Il n'écoute pas, il est un peu sourdat ;  tenez, voici sa carte de visite :

ste-marie-du-mont 5719c


  A l'eternelle mémoire de Missire Henry Robert Aux Espaulles, Seigneur et patron fondateur de Ste Marye du Mont, Baron de Gye, Sr de Lieurré, L'Isle Marye et Le Chef Du Pont, Conseiller du roi en ses conseils d'estat et privé, Chevalier de son ordre, Gentilhomme ordinaire de sa chambre, Capitaine de Cinquante Hommes d'Armes de ses ordonnances, Lieutenant de sa Majesté aux Baillages de Rouen, Caux, Gisors etr Caen, Bailly et Gouverneur de Rouen, Carentan et Valongnes.

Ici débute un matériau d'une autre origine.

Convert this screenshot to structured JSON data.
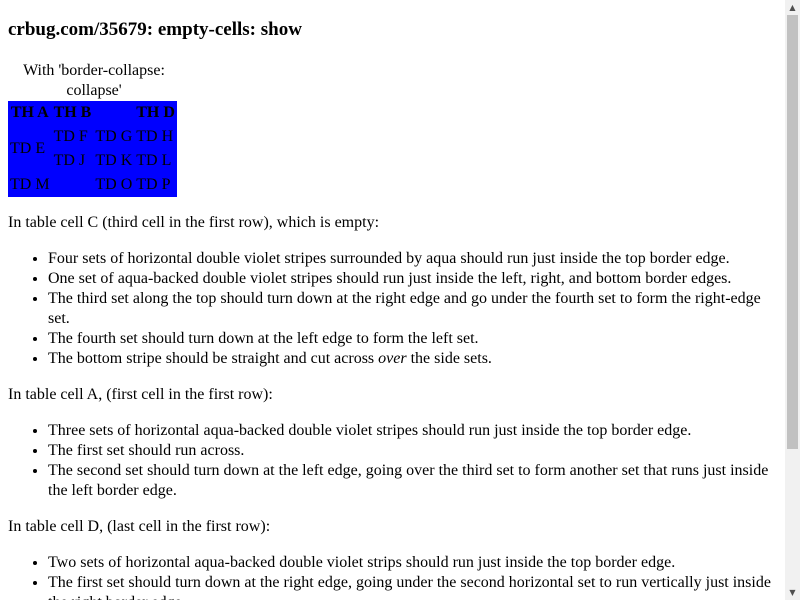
{
  "page": {
    "title": "crbug.com/35679: empty-cells: show",
    "caption": "With 'border-collapse: collapse'"
  },
  "table": {
    "header": [
      "TH A",
      "TH B",
      "",
      "TH D"
    ],
    "row2": {
      "e": "TD E",
      "f": "TD F",
      "g": "TD G",
      "h": "TD H"
    },
    "row3": {
      "j": "TD J",
      "k": "TD K",
      "l": "TD L"
    },
    "row4": {
      "m": "TD M",
      "o": "TD O",
      "p": "TD P"
    },
    "background_color": "#0000ff"
  },
  "sections": [
    {
      "intro": "In table cell C (third cell in the first row), which is empty:",
      "items": [
        "Four sets of horizontal double violet stripes surrounded by aqua should run just inside the top border edge.",
        "One set of aqua-backed double violet stripes should run just inside the left, right, and bottom border edges.",
        "The third set along the top should turn down at the right edge and go under the fourth set to form the right-edge set.",
        "The fourth set should turn down at the left edge to form the left set.",
        {
          "before": "The bottom stripe should be straight and cut across ",
          "em": "over",
          "after": " the side sets."
        }
      ]
    },
    {
      "intro": "In table cell A, (first cell in the first row):",
      "items": [
        "Three sets of horizontal aqua-backed double violet stripes should run just inside the top border edge.",
        "The first set should run across.",
        "The second set should turn down at the left edge, going over the third set to form another set that runs just inside the left border edge."
      ]
    },
    {
      "intro": "In table cell D, (last cell in the first row):",
      "items": [
        "Two sets of horizontal aqua-backed double violet strips should run just inside the top border edge.",
        "The first set should turn down at the right edge, going under the second horizontal set to run vertically just inside the right border edge."
      ]
    }
  ],
  "scrollbar": {
    "up_icon": "▲",
    "down_icon": "▼"
  }
}
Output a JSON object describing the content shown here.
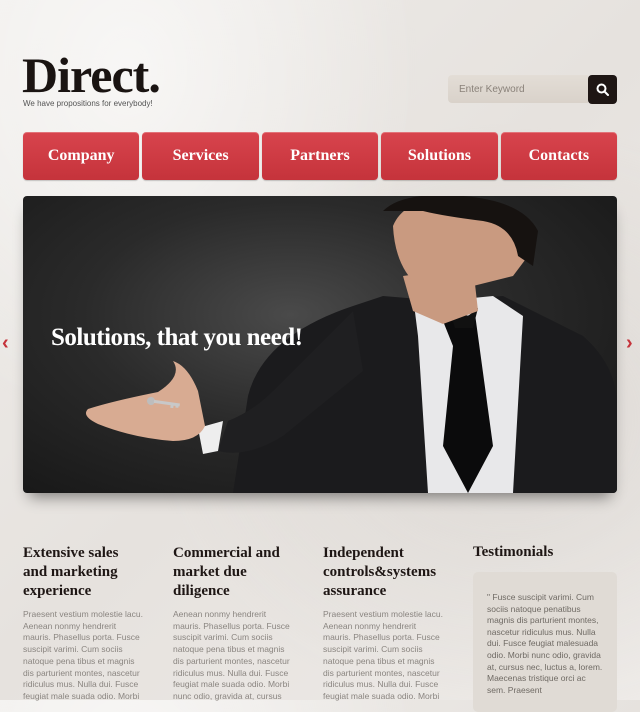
{
  "header": {
    "logo": "Direct.",
    "tagline": "We have propositions for everybody!",
    "search_placeholder": "Enter Keyword"
  },
  "nav": {
    "items": [
      {
        "label": "Company"
      },
      {
        "label": "Services"
      },
      {
        "label": "Partners"
      },
      {
        "label": "Solutions"
      },
      {
        "label": "Contacts"
      }
    ]
  },
  "slider": {
    "caption": "Solutions, that you need!",
    "prev_arrow": "‹",
    "next_arrow": "›"
  },
  "columns": [
    {
      "title": "Extensive sales and marketing experience",
      "text": "Praesent vestium molestie lacu. Aenean nonmy hendrerit mauris. Phasellus porta. Fusce suscipit varimi. Cum sociis natoque pena tibus et magnis dis parturient montes, nascetur ridiculus mus. Nulla dui. Fusce feugiat male suada odio. Morbi"
    },
    {
      "title": "Commercial and market due diligence",
      "text": "Aenean nonmy hendrerit mauris. Phasellus porta. Fusce suscipit varimi. Cum sociis natoque pena tibus et magnis dis parturient montes, nascetur ridiculus mus. Nulla dui. Fusce feugiat male suada odio. Morbi nunc odio, gravida at, cursus"
    },
    {
      "title": "Independent controls&systems assurance",
      "text": "Praesent vestium molestie lacu. Aenean nonmy hendrerit mauris. Phasellus porta. Fusce suscipit varimi. Cum sociis natoque pena tibus et magnis dis parturient montes, nascetur ridiculus mus. Nulla dui. Fusce feugiat male suada odio. Morbi"
    }
  ],
  "testimonials": {
    "title": "Testimonials",
    "quote": "\" Fusce suscipit varimi. Cum sociis natoque penatibus magnis dis parturient montes, nascetur ridiculus mus. Nulla dui. Fusce feugiat malesuada odio. Morbi nunc odio, gravida at, cursus nec, luctus a, lorem. Maecenas tristique orci ac sem. Praesent"
  },
  "colors": {
    "accent": "#c5333b",
    "dark": "#1e1614",
    "background": "#ece9e6"
  }
}
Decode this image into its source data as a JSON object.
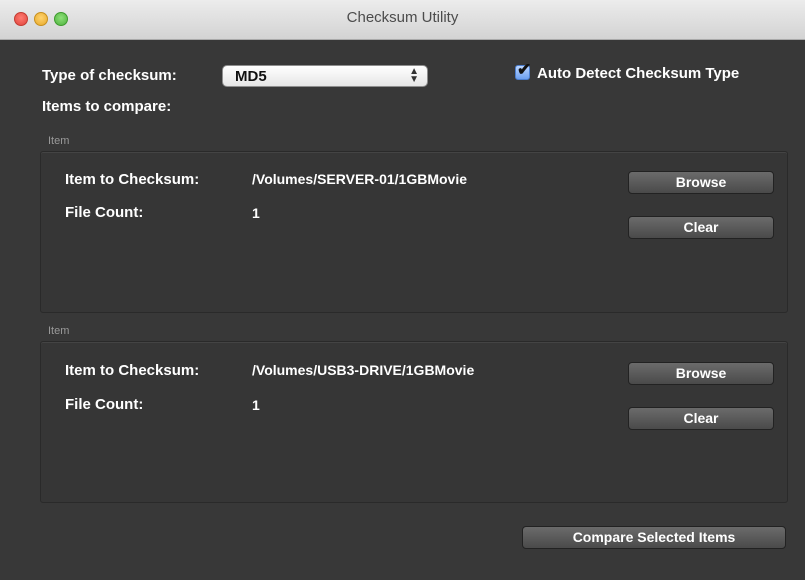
{
  "window": {
    "title": "Checksum Utility"
  },
  "controls": {
    "type_label": "Type of checksum:",
    "type_selected": "MD5",
    "auto_detect_label": "Auto Detect Checksum Type",
    "auto_detect_checked": true,
    "items_label": "Items to compare:"
  },
  "items": [
    {
      "group_label": "Item",
      "path_label": "Item to Checksum:",
      "path_value": "/Volumes/SERVER-01/1GBMovie",
      "count_label": "File Count:",
      "count_value": "1",
      "browse_label": "Browse",
      "clear_label": "Clear"
    },
    {
      "group_label": "Item",
      "path_label": "Item to Checksum:",
      "path_value": "/Volumes/USB3-DRIVE/1GBMovie",
      "count_label": "File Count:",
      "count_value": "1",
      "browse_label": "Browse",
      "clear_label": "Clear"
    }
  ],
  "footer": {
    "compare_label": "Compare Selected Items"
  }
}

Lequel, dés son enfance nourry au service de très invincible prince Henry le Grand IIIIe roi de France et de Navarre, l'assista en tous les sièges, rencontres, et batailles qu'il donna pour le recouvrement de son estat. sans avoir souillé ses mains, dans le sang froid, ny dans les injustes butins, ordinères durant le cours de ceste guerre civille. Ainsi sa valeur le rendit l'amour de son roy, et sa vertu les délices de sa patrye. Ce qui luy fist mériter que ce monarque honora sa fin, d'une longue suite de ses larmes, et qu'il aye continué depuis à le regretter, non avecq les parolles d'un maistre, mais avecq les plaintes d'un amy. Il Mourut dans le logis de sa Majesté à Fontainnebleau le dernier jour de novembre 1607 aagé de 46 ans et repose icy. Priés Dieu pour luy.

ste-marie-du-mont 5728c

  C'est l'occasion rêvée pour étudier de près le costume d'arme d'un gentilhomme de la Renaissance tardive. La fraise, typiquement Henri IV, et qui amorça son déclin vers 1579 ; elle est ici à plis serrés, touffus et non à godrons cousus en 8 réguliers. L'armure, et la façon dont elle se fixe avec de petits crochets latéraux (qui ne permettent pas, à la différence des sangles, les réglages ou la prise de poids...); ou la manière dont elle est aménagée à l'arrière, laissant apparaître la culotte... On peut comparer avec la tenue portée par Henri IV telle qu'on peut la découvrir au Louvre peinte par Pourbus :

                                         http://fr.wikipedia.org/wiki/Fichier:Henry_IV_of_france_by_pourbous_younger.jpg


Pour la partie supérieure, elle se compose

  • d'un plastron pour le torse, très busqué au niveau de l'arête centrale ce qui est une caractéristique de la fin du XVIe siècle afin de mieux résister aux armes à feu. Depuis Henri III  la pointe de l'arête descend plus bas vers la ceinture et s'accuse d'avantage.
  •  d'une dossière ;
  •  le plastron est recouvert autour du cou d'un gorgerin   fait de quatre éléments rivetés ensemble.
  •  Les épaules d'Aux-Épaules sont protégées par des spalières dont les pièces se chevauchent pour permettre les mouvements.
  •  Les cubitières protègent les coudes, puis l'avant-bras (peut-être avec des canons d'avant-bras très fins et ajustés) se termine, au poignet par des dentelles en fraises identiques à celle du cou.

 En dessous,

  • les tassettes ou gardes des flancs se prolongent par des cuissots aux lames articulés comme la carapace d'un homard.
  • les genouillères, fixées aux cuissots
  • les jambes semblent porter des bottes de cuir, qui remontent au dessus des genoux, 
  • et qui descendent comme des guêtres sur les souliers. Mais l'article "Houseaux" de Wikipédia me révèle l'existence de surbottes, dites "housseaux complets sans avoir pied", et du coup c'est moi qui perd pied.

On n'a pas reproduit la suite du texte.